Le jugement devrait faire jurisprudence. Le tribunal de grande instance de Cologne (Allemagne) a estimé que la circoncision d'un enfant pour des motifs religieux était une blessure corporelle passible d'une condamnation. Mardi, la communauté juive a dénoncé une atteinte à la liberté religieuse. Le Conseil central des juifs d'Allemagne estime qu'il s'agit d'«une intervention gravissime et sans précédent dans les prérogatives des communautés religieuses». Son président, Dieter Graumann, a exigé que les députés allemands légifèrent sur la question pour éviter des atteintes à la liberté religieuse.
La communauté musulmane, qui compte plus de 4 millions de membres, est également montée au créneau. Le Conseil de coordination des musulmans en Allemagne (KRM) voit dans ce jugement une «grave atteinte» à la liberté religieuse. Ali Kizilkaya, porte-parole du KRM, a déploré le fait que l'Allemagne «criminalisait» des coutumes millénaires.

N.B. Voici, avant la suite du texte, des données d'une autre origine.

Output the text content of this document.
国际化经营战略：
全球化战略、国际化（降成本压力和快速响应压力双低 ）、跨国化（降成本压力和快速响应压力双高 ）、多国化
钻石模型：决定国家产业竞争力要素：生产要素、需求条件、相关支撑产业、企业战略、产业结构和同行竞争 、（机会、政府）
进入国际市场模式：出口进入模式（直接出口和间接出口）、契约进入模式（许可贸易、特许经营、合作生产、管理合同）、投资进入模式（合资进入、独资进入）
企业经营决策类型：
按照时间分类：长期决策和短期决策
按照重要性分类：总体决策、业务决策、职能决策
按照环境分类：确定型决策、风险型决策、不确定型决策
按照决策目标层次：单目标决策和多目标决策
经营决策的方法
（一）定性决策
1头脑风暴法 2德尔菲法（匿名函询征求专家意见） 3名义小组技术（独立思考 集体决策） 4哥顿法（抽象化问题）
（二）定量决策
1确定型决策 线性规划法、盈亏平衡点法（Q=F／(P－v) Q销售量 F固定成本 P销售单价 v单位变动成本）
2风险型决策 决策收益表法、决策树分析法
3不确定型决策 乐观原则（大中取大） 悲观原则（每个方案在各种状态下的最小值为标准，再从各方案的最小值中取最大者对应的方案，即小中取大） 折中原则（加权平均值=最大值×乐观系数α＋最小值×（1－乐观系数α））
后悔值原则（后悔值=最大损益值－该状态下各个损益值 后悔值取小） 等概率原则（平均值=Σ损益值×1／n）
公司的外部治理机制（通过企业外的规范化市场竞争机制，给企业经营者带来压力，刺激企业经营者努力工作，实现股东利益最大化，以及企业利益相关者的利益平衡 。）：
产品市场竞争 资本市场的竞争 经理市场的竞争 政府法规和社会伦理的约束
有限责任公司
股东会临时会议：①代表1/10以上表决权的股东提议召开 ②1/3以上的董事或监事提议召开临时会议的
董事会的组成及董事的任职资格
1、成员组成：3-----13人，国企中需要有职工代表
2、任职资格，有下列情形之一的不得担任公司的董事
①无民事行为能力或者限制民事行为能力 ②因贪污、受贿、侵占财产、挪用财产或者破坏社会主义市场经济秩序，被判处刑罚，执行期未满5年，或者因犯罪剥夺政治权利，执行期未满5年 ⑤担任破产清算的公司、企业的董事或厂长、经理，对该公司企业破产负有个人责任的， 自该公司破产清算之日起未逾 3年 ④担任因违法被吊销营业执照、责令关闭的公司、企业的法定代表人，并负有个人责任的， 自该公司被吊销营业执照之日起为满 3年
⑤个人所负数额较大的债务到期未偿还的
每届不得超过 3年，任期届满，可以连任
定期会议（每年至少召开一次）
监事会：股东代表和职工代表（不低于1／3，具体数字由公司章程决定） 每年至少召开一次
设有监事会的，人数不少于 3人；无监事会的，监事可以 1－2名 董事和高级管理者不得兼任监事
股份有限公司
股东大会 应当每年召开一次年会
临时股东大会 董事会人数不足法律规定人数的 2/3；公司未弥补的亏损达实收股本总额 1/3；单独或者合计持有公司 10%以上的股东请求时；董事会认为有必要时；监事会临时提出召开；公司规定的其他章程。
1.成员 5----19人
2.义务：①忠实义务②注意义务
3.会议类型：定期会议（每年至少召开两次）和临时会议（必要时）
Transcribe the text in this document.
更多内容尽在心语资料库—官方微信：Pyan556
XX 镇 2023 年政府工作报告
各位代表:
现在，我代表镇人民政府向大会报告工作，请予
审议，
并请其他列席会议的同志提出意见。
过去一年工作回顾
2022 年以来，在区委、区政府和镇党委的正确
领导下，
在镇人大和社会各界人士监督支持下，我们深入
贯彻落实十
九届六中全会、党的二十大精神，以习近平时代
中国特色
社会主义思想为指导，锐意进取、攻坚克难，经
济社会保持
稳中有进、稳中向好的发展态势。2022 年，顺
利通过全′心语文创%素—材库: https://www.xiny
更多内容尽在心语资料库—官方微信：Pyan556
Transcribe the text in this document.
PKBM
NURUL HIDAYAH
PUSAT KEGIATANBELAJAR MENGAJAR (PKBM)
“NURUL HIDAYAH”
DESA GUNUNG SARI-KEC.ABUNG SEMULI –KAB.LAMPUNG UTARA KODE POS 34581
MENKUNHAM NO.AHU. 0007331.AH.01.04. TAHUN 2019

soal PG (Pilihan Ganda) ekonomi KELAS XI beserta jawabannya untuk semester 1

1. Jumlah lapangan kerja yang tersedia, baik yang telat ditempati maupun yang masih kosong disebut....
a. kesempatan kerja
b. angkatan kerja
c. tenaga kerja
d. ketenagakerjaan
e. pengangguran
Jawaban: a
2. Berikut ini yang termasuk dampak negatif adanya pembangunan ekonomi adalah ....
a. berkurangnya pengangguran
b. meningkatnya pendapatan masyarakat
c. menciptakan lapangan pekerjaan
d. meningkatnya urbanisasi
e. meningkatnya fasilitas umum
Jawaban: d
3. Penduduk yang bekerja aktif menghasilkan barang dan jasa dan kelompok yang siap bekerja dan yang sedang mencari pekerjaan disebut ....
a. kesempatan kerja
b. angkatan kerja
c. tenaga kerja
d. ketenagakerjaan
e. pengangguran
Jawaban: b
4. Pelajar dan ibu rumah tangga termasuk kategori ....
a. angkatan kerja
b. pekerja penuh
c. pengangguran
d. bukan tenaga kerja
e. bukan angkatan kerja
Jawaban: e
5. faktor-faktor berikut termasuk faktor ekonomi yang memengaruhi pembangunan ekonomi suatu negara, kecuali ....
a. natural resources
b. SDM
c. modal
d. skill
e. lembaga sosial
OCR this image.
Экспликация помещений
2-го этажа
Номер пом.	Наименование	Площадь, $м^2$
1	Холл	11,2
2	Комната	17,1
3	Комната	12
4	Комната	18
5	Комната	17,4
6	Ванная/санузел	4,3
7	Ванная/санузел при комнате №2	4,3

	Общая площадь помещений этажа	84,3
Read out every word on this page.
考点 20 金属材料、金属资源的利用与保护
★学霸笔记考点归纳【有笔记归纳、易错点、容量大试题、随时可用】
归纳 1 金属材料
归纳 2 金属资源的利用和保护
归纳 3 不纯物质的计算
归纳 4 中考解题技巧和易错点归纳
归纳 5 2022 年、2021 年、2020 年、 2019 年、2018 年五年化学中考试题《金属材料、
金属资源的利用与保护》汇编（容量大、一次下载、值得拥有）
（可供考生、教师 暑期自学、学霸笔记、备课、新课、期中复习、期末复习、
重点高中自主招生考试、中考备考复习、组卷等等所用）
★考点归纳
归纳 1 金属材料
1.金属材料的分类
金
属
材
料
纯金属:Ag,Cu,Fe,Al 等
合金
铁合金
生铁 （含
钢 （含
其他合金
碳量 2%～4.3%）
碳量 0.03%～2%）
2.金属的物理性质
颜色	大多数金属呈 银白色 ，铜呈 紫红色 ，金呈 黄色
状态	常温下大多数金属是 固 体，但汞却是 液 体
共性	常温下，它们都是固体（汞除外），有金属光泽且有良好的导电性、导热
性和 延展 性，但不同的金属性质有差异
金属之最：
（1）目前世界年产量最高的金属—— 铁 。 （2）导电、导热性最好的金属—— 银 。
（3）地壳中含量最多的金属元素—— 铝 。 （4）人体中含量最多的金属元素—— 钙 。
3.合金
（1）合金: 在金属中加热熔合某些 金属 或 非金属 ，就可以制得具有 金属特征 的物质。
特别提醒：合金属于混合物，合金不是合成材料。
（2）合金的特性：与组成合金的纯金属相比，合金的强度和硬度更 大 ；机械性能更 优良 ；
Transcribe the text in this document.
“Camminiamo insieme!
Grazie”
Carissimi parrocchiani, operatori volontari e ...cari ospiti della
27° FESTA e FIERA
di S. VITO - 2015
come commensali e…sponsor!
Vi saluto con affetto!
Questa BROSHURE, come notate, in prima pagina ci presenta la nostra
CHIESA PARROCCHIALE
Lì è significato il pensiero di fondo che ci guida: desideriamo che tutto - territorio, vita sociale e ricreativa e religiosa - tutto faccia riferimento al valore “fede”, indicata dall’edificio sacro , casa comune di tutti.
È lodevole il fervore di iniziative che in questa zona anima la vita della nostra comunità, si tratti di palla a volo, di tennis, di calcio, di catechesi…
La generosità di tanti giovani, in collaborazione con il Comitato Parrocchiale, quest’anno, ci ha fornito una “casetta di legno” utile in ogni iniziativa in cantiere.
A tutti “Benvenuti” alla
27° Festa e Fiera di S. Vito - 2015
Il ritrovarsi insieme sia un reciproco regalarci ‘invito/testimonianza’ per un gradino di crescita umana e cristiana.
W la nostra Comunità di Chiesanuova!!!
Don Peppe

La cour saisie après qu'un médecin a été mis en cause
A l'origine, la justice allemande avait été saisie du cas d'un médecin généraliste de Cologne qui avait circoncis un petit garçon de 4 ans à la demande de ses parents musulmans. Quelques jours après l'intervention, l'enfant avait dû être admis aux urgences pour des saignements. Le parquet de la ville avait alors engagé des poursuites contre le médecin. Ce dernier avait été relaxé en première instance puis en appel, le tribunal arguant du fait qu'à l'époque des faits il n'était pas en mesure de déterminer s'il agissait illégalement.
«L'erreur (du médecin) était inévitable», la littérature juridique livrant jusqu'à présent des réponses différentes, selon le jugement du tribunal de Cologne. Selon des estimations de l'Organisation mondiale de la Santé (OMS), 30% des garçons de 15 ans et plus sont circoncis. Aux Etats-Unis, par exemple, une majorité de garçons subissent cette intervention, au nom de l'hygiène autant que du conformisme social.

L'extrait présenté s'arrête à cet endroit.